Negli anni scorsi ci siamo raccontati che le persone fanno sempre più fatica a essere concentrate e si distraggono sempre prima. Fior di pedagogisti hanno spiegato a una generazione di giovani docenti universitari che persino le loro lezioni dovevano acconciarsi allo spirito del tempo: quindi essere costruite su blocchi lunghi attorno ai cinque minuti, intervallate da qualche diversivo, se possibile visivo, per provare a rinsaldare l’attenzione dei ragazzi.
Consumi culturali
La lunghezza dei prodotti culturali che consumiamo non è indicatore perfetto, ma suggerisce che se qualcosa ci interessa siamo in grado di concentrarci su di essa per un certo lasso di tempo. Gioia giustamente fa il caso del cinema hollywoodiano, che tende a produrre blockbuster sempre più lunghi. «Oppenheimer» durava oltre tre ore, l’ultimo «Mission Impossible» due ore e cinquanta minuti, il secondo «Dune» poco meno.
Qualcosa di simile può essere osservato nella musica. Nell’ultimo anno, la top ten del sito Billboard ha registrato nel 2024 una maggiore lunghezza in media di venti secondi a canzone (che sui quattro minuti di un pezzo pop non è poco). Secondo Gioia, se guardiamo alla durata media di un album di Taylor Swift (il più grande fenomeno della musica leggera dei nostri tempi), vediamo che nel coso degli anni la lunghezza si dilata, dal che possiamo dedurre che i suoi fan preferiscano raccolte di canzoni più lunghe. L’ultimo album, Tortured Poets Department, dura due ore.

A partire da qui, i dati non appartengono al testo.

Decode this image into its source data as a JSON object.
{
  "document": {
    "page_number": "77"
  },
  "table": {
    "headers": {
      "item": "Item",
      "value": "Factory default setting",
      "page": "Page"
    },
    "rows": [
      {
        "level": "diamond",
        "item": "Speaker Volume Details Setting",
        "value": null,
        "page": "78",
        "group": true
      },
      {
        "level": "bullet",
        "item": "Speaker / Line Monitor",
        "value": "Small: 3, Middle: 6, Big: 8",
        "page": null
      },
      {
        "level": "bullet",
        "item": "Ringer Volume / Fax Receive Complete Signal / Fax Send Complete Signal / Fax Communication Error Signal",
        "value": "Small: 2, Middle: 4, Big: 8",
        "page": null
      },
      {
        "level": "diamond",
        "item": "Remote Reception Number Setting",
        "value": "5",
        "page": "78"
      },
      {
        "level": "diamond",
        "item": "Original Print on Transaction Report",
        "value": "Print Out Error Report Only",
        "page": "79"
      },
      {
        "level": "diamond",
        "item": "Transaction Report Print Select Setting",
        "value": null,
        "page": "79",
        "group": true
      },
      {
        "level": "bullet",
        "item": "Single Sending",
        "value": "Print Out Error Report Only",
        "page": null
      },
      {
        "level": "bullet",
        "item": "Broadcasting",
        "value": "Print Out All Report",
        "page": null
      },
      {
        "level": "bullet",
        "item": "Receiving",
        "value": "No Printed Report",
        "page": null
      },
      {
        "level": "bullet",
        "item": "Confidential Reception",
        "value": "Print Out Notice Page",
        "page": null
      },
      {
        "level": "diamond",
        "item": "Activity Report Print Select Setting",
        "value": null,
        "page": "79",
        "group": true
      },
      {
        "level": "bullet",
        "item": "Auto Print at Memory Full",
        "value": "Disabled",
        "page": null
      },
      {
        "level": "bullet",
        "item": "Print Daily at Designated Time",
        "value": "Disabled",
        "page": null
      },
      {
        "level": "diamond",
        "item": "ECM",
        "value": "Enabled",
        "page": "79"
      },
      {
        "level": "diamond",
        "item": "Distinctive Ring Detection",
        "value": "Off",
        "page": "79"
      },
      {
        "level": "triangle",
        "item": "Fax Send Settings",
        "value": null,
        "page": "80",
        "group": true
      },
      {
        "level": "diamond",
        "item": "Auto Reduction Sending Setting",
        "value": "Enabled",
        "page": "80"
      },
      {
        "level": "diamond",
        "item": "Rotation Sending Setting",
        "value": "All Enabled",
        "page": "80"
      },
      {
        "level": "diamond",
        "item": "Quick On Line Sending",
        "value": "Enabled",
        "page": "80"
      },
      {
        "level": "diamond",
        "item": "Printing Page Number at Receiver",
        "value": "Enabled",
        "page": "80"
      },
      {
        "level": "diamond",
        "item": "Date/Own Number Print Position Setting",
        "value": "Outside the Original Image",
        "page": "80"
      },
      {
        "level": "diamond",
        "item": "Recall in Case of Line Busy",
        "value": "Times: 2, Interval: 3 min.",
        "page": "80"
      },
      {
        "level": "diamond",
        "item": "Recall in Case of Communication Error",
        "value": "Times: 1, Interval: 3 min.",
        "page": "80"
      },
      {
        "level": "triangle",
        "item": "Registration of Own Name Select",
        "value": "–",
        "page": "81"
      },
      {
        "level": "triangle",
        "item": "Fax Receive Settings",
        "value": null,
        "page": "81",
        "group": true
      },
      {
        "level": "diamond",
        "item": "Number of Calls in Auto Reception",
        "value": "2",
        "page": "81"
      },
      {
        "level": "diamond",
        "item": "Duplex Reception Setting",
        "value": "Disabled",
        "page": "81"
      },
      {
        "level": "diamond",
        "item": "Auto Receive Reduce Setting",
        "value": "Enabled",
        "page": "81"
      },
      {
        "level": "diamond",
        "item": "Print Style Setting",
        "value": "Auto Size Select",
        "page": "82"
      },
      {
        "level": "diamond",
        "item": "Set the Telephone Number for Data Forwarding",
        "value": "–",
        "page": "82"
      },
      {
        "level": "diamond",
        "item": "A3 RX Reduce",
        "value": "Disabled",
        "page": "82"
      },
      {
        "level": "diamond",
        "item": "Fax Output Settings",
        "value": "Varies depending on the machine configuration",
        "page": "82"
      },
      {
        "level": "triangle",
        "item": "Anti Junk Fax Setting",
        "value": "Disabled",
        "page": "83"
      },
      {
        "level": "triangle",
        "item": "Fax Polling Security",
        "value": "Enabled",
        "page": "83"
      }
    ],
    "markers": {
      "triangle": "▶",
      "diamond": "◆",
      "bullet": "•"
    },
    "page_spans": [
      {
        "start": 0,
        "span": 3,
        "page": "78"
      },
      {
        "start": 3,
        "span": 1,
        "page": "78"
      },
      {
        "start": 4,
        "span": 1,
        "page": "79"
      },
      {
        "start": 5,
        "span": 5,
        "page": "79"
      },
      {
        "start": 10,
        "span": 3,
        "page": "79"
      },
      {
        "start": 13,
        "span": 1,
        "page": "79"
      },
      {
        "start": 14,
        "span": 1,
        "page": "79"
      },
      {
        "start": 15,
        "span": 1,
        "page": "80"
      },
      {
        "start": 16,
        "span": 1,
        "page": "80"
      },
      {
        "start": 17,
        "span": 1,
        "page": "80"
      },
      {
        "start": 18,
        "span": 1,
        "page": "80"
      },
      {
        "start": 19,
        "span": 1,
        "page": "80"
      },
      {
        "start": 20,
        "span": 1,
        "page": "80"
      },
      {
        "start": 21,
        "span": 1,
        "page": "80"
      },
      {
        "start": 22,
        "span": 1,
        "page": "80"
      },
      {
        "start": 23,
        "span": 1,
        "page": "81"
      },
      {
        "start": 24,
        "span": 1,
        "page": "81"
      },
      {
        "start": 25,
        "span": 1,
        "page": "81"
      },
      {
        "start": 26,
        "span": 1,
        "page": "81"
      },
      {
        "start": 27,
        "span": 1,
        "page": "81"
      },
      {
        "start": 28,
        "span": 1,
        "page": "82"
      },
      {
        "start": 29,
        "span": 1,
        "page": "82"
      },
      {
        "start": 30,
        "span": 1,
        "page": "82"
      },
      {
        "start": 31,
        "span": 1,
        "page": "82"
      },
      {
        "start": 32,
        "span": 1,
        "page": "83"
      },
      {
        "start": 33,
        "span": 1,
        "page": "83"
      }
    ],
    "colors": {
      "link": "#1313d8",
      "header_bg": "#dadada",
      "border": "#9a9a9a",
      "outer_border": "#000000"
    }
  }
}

Se guardiamo ai romanzi, dobbiamo constatare che da anni i best-seller sono sempre più lunghi. Sui siti e sui blog gli articoli d’informazione, poi, sono più ampi che sui giornali di carta.
La lunghezza è qualità? Non necessariamente. Ma segnala che forse il destino della nostra attenzione non è segnato come si pensava. Secondo Gioia, si tratta di una «reazione» allo «scrollare» digitale equivalente dello zapping televisivo. Gioia inoltre ritiene che l’iperbrevità non funzioni bene nel cementare quella «lealtà» a un certo artista (o scrittore) che solo invece contenuti di forma più lunga possono sviluppare. Sette anni prima del saggio di Carr, un altro giornalista, Steven Johnson, pubblicava un libro con una tesi opposta. In «Tutto quello che ti fa male ti fa bene», Johnson azzardava che la crescente complessità dell’intreccio delle serie televisive (o della struttura dei videogiochi) poteva avere un effetto positivo, non negativo, sulle nostre capacità cognitive. Il libro ebbe poca fortuna, perché il pessimismo massmediologico è sempre sulla cresta dell’onda. Solo che anche gli errori prospettici sono sempre i medesimi. Noi tendiamo a considerare (l’abbiamo fatto con la tv generalista e continuiamo a farlo ora) l’entertainment una droga per il nostro cervello. Invece forse è un tapis roulant, che costringendoci a seguire le troppe storie che s’intrecciano nella trama del «Trono di spade» lo allena.